REVIEW - STAND BY ME DORAEMON 2

6 komentar

Serupa film pertama, Stand by Me Doraemon 2 masih menyasar golongan penonton lama Doraemon yang kini telah tumbuh. Nostalgia dan kedekatan personal terhadap cerita, jadi target utama. Ketika para bocah mungkin lebih terhibur oleh petualangan fantastis milik film dua dimensinya yang rutin dirilis tiap tahun, melalui seri Stand by Me, memori penonton dewasa bakal terlempar ke masa lalu, sambil menyadari betapa kisah Nobita rupanya jauh lebih dekat dari kelihatannya.  

Masih ditulis naskahnya oleh Takashi Yamazaki (yang juga kembali duduk di kursi sutradara bersama Ryuichi Yagi), garis besar cerita film ini dibangun dari dua chapter komiknya, yakni Memories of Grandma dan The Day of My Birth, di mana masing-masing pernah diadaptasi ke dalam film pendek, yang rilis tahun 2000 dan 2002. 

Alkisah, selepas di film sebelumnya berhasil memperbaiki nasibnya (baca: menikahi Shizuka) di masa depan, Nobita mengajak Doraemon kembali ke masa lalu untuk menemui neneknya, yang meninggal sewaktu ia masih TK. Nobita yang curiga kalau dirinya adalah anak pungut, merasa sang nenek adalah satu-satunya orang yang benar-benar menyayanginya. Tapi petualangan tak hanya terjadi di masa lalu. Secara bersamaan, Nobita dewasa mendadak hilang tepat di hari pernikahan, memaksa Nobita dari masa sekarang berjuang menyelamatkan pernikahannya, sekaligus memenuhi sebuah janji kepada neneknya.

Kerinduan akan masa kecil pula kepada sosok tercinta yang telah tiada, meragukan cinta orang tua, hingga merasakan ketidakpantasan diri, semua merupakan dinamika-dinamika yang tentunya dipahami penonton dewasa. Poin terkuat filmnya tak lain kala menyadari, begitu dewasa, Nobita si cengeng nan malas yang mampu melewati segala rintangan berkat alat-alat ajaib Doraemon, ternyata mengalami masalah sebagaimana kita semua. Di situlah terjadi irisan antara "nostalgia" dan "kedekatan personal", yang membuat kisahnya makin emosional: "Oh, rupanya karakter yang aku kenal sejak kecil juga bernasib sama denganku". 

Semua elemen Stand by Me Doraemon 2 dibuat dengan berkiblat ke dua hal di atas. Termasuk rangkaian kalimat yang ditulis begitu bermakna tanpa perlu terdengar puitis, yang sejak menit-menit awal sudah memaksa saya menyeka air mata. Cara Yagi dan Yamazaki membangun momen pun luar biasa. Ada keintiman, sehingga saat menontonnya, rasanya seperti sedang berada di rumah. Nuansa itu tidak terlepas dari motif visual yang digunakan kedua sutradara.

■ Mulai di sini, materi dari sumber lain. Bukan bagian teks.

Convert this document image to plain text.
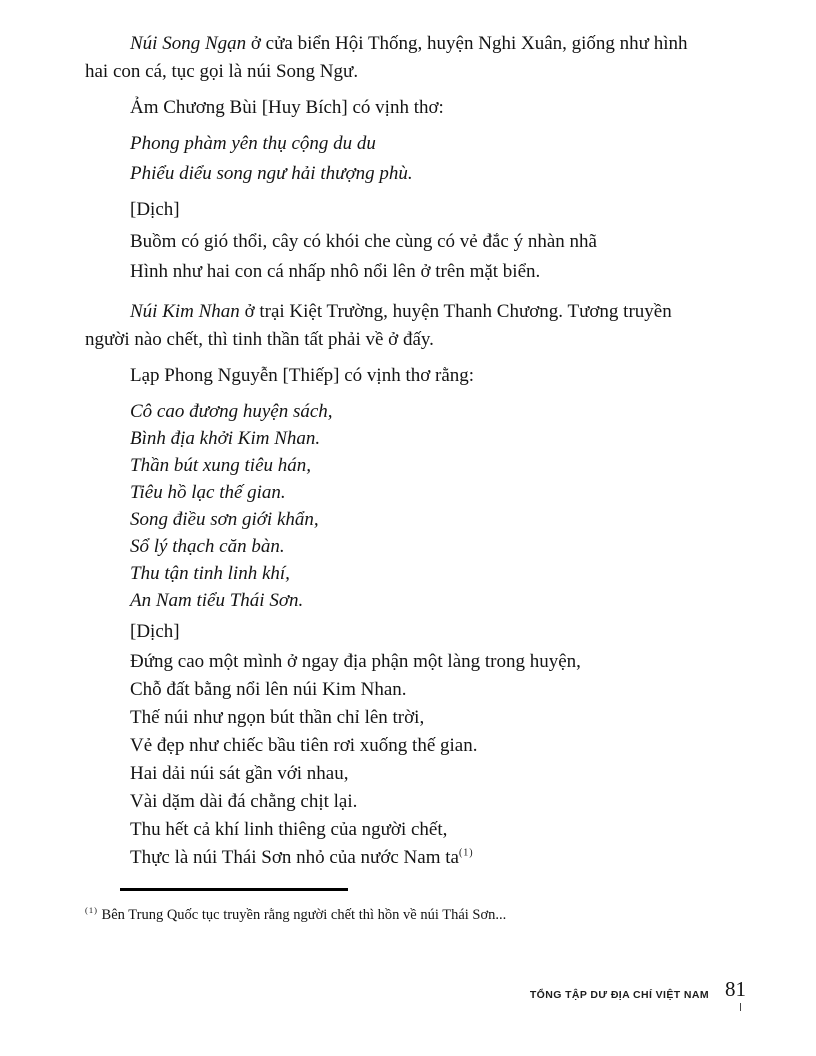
Núi Song Ngạn ở cửa biển Hội Thống, huyện Nghi Xuân, giống như hình
hai con cá, tục gọi là núi Song Ngư.
Ảm Chương Bùi [Huy Bích] có vịnh thơ:
Phong phàm yên thụ cộng du du
Phiểu diểu song ngư hải thượng phù.
[Dịch]
Buồm có gió thổi, cây có khói che cùng có vẻ đắc ý nhàn nhã
Hình như hai con cá nhấp nhô nổi lên ở trên mặt biển.
Núi Kim Nhan ở trại Kiệt Trường, huyện Thanh Chương. Tương truyền
người nào chết, thì tinh thần tất phải về ở đấy.
Lạp Phong Nguyễn [Thiếp] có vịnh thơ rằng:
Cô cao đương huyện sách,
Bình địa khởi Kim Nhan.
Thần bút xung tiêu hán,
Tiêu hồ lạc thế gian.
Song điều sơn giới khẩn,
Sổ lý thạch căn bàn.
Thu tận tinh linh khí,
An Nam tiểu Thái Sơn.
[Dịch]
Đứng cao một mình ở ngay địa phận một làng trong huyện,
Chỗ đất bằng nổi lên núi Kim Nhan.
Thế núi như ngọn bút thần chỉ lên trời,
Vẻ đẹp như chiếc bầu tiên rơi xuống thế gian.
Hai dải núi sát gần với nhau,
Vài dặm dài đá chằng chịt lại.
Thu hết cả khí linh thiêng của người chết,
Thực là núi Thái Sơn nhỏ của nước Nam ta$^{(1)}$
$^{(1)}$ Bên Trung Quốc tục truyền rằng người chết thì hồn về núi Thái Sơn...
TỔNG TẬP DƯ ĐỊA CHÍ VIỆT NAM 81
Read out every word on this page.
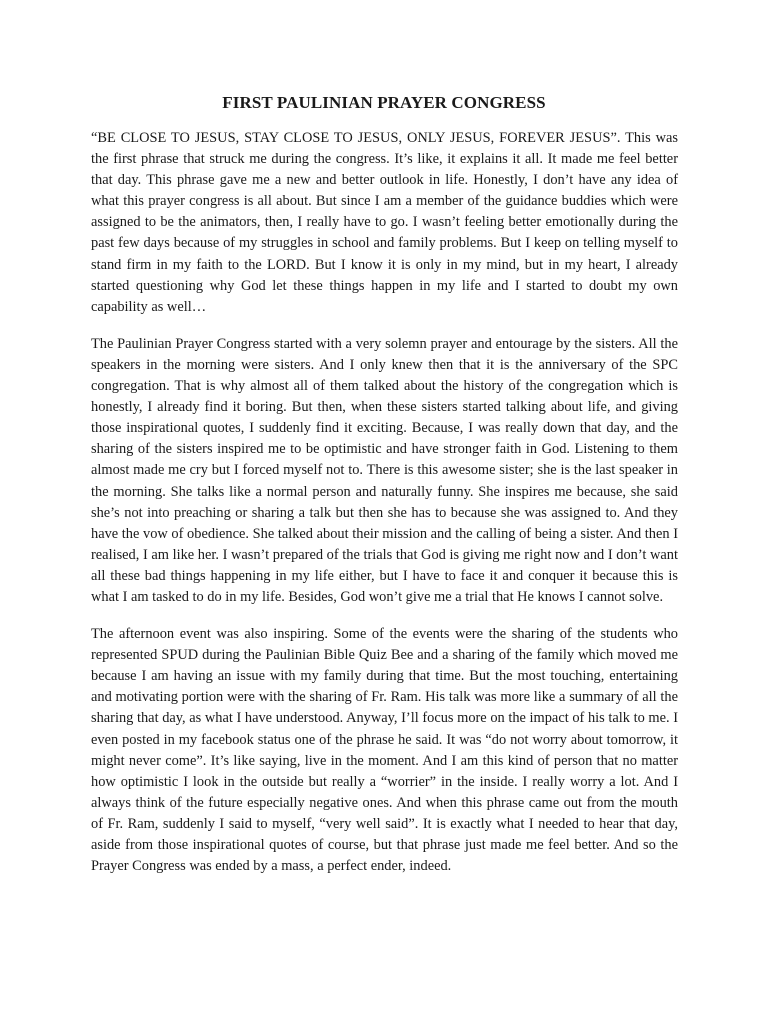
FIRST PAULINIAN PRAYER CONGRESS

“BE CLOSE TO JESUS, STAY CLOSE TO JESUS, ONLY JESUS, FOREVER JESUS”. This was the first phrase that struck me during the congress. It’s like, it explains it all. It made me feel better that day. This phrase gave me a new and better outlook in life. Honestly, I don’t have any idea of what this prayer congress is all about. But since I am a member of the guidance buddies which were assigned to be the animators, then, I really have to go. I wasn’t feeling better emotionally during the past few days because of my struggles in school and family problems. But I keep on telling myself to stand firm in my faith to the LORD. But I know it is only in my mind, but in my heart, I already started questioning why God let these things happen in my life and I started to doubt my own capability as well…

The Paulinian Prayer Congress started with a very solemn prayer and entourage by the sisters. All the speakers in the morning were sisters. And I only knew then that it is the anniversary of the SPC congregation. That is why almost all of them talked about the history of the congregation which is honestly, I already find it boring. But then, when these sisters started talking about life, and giving those inspirational quotes, I suddenly find it exciting. Because, I was really down that day, and the sharing of the sisters inspired me to be optimistic and have stronger faith in God. Listening to them almost made me cry but I forced myself not to. There is this awesome sister; she is the last speaker in the morning. She talks like a normal person and naturally funny. She inspires me because, she said she’s not into preaching or sharing a talk but then she has to because she was assigned to. And they have the vow of obedience. She talked about their mission and the calling of being a sister. And then I realised, I am like her. I wasn’t prepared of the trials that God is giving me right now and I don’t want all these bad things happening in my life either, but I have to face it and conquer it because this is what I am tasked to do in my life. Besides, God won’t give me a trial that He knows I cannot solve.

The afternoon event was also inspiring. Some of the events were the sharing of the students who represented SPUD during the Paulinian Bible Quiz Bee and a sharing of the family which moved me because I am having an issue with my family during that time. But the most touching, entertaining and motivating portion were with the sharing of Fr. Ram. His talk was more like a summary of all the sharing that day, as what I have understood. Anyway, I’ll focus more on the impact of his talk to me. I even posted in my facebook status one of the phrase he said. It was “do not worry about tomorrow, it might never come”. It’s like saying, live in the moment. And I am this kind of person that no matter how optimistic I look in the outside but really a “worrier” in the inside. I really worry a lot. And I always think of the future especially negative ones. And when this phrase came out from the mouth of Fr. Ram, suddenly I said to myself, “very well said”. It is exactly what I needed to hear that day, aside from those inspirational quotes of course, but that phrase just made me feel better. And so the Prayer Congress was ended by a mass, a perfect ender, indeed.
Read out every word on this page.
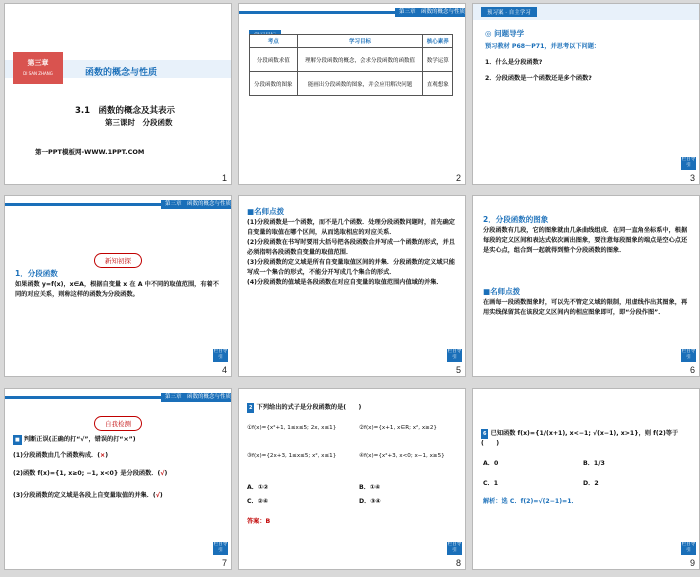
第三章
DI SAN ZHANG	函数的概念与性质
3.1　函数的概念及其表示
第三课时　分段函数
第一PPT模板网-WWW.1PPT.COM
1
第三章　函数的概念与性质
考点	学习目标	核心素养
分段函数求值	理解分段函数的概念，会求分段函数的函数值	数学运算
分段函数的图象	能画出分段函数的图象，并会应用解决问题	直观想象
2
预习案 · 自主学习
◎ 问题导学
预习教材 P68～P71，并思考以下问题：
1．什么是分段函数?
2．分段函数是一个函数还是多个函数?
栏目导引
3
第三章　函数的概念与性质
新知初探
1．分段函数
如果函数 y=f(x)，x∈A，根据自变量 x 在 A 中不同的取值范围，有着不同的对应关系，则称这样的函数为分段函数。
栏目导引
4
■名师点拨
(1)分段函数是一个函数，而不是几个函数．处理分段函数问题时，首先确定自变量的取值在哪个区间，从而选取相应的对应关系．
(2)分段函数在书写时要用大括号把各段函数合并写成一个函数的形式，并且必须指明各段函数自变量的取值范围．
(3)分段函数的定义域是所有自变量取值区间的并集．分段函数的定义域只能写成一个集合的形式，不能分开写成几个集合的形式．
(4)分段函数的值域是各段函数在对应自变量的取值范围内值域的并集．
栏目导引
5
2．分段函数的图象
分段函数有几段，它的图象就由几条曲线组成．在同一直角坐标系中，根据每段的定义区间和表达式依次画出图象，要注意每段图象的端点是空心点还是实心点，组合到一起就得到整个分段函数的图象．
■名师点拨
在画每一段函数图象时，可以先不管定义域的限制，用虚线作出其图象，再用实线保留其在该段定义区间内的相应图象即可，即“分段作图”．
栏目导引
6
第三章　函数的概念与性质
自我检测
■ 判断正误(正确的打“√”，错误的打“×”)
(1)分段函数由几个函数构成．(×)
(2)函数 f(x)={1, x≥0; −1, x<0} 是分段函数．(√)
(3)分段函数的定义域是各段上自变量取值的并集．(√)
栏目导引
7
2 下列给出的式子是分段函数的是(　　)
①f(x)={x²+1, 1≤x≤5; 2x, x≤1}	②f(x)={x+1, x∈R; x², x≥2}
③f(x)={2x+3, 1≤x≤5; x², x≤1}	④f(x)={x²+3, x<0; x−1, x≥5}
A．①②	B．①④
C．②④	D．③④
答案：B
栏目导引
8
6 已知函数 f(x)={1/(x+1), x<−1; √(x−1), x>1}，则 f(2)等于(　　)
A．0	B．1/3
C．1	D．2
解析：选 C．f(2)=√(2−1)=1．
栏目导引
9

Pada kartunnya, pemandangan apa yang identik dengan "kehangatan" dalam Doraemon? Senja. Ya, langit senja berwarna jingga, yang acap kali dipakai menutup episode. Di sini, senja yang tersaji indah berkat kualitas visual 3D mumpuni, kerap dijadikan panggung bagi peristiwa-peristiwa menyentuh. Karena senja merupakan penghujung hari. Seolah menandakan, bahwa setelah satu hari yang melelahkan, akhirnya kita bisa pulang ke rumah. 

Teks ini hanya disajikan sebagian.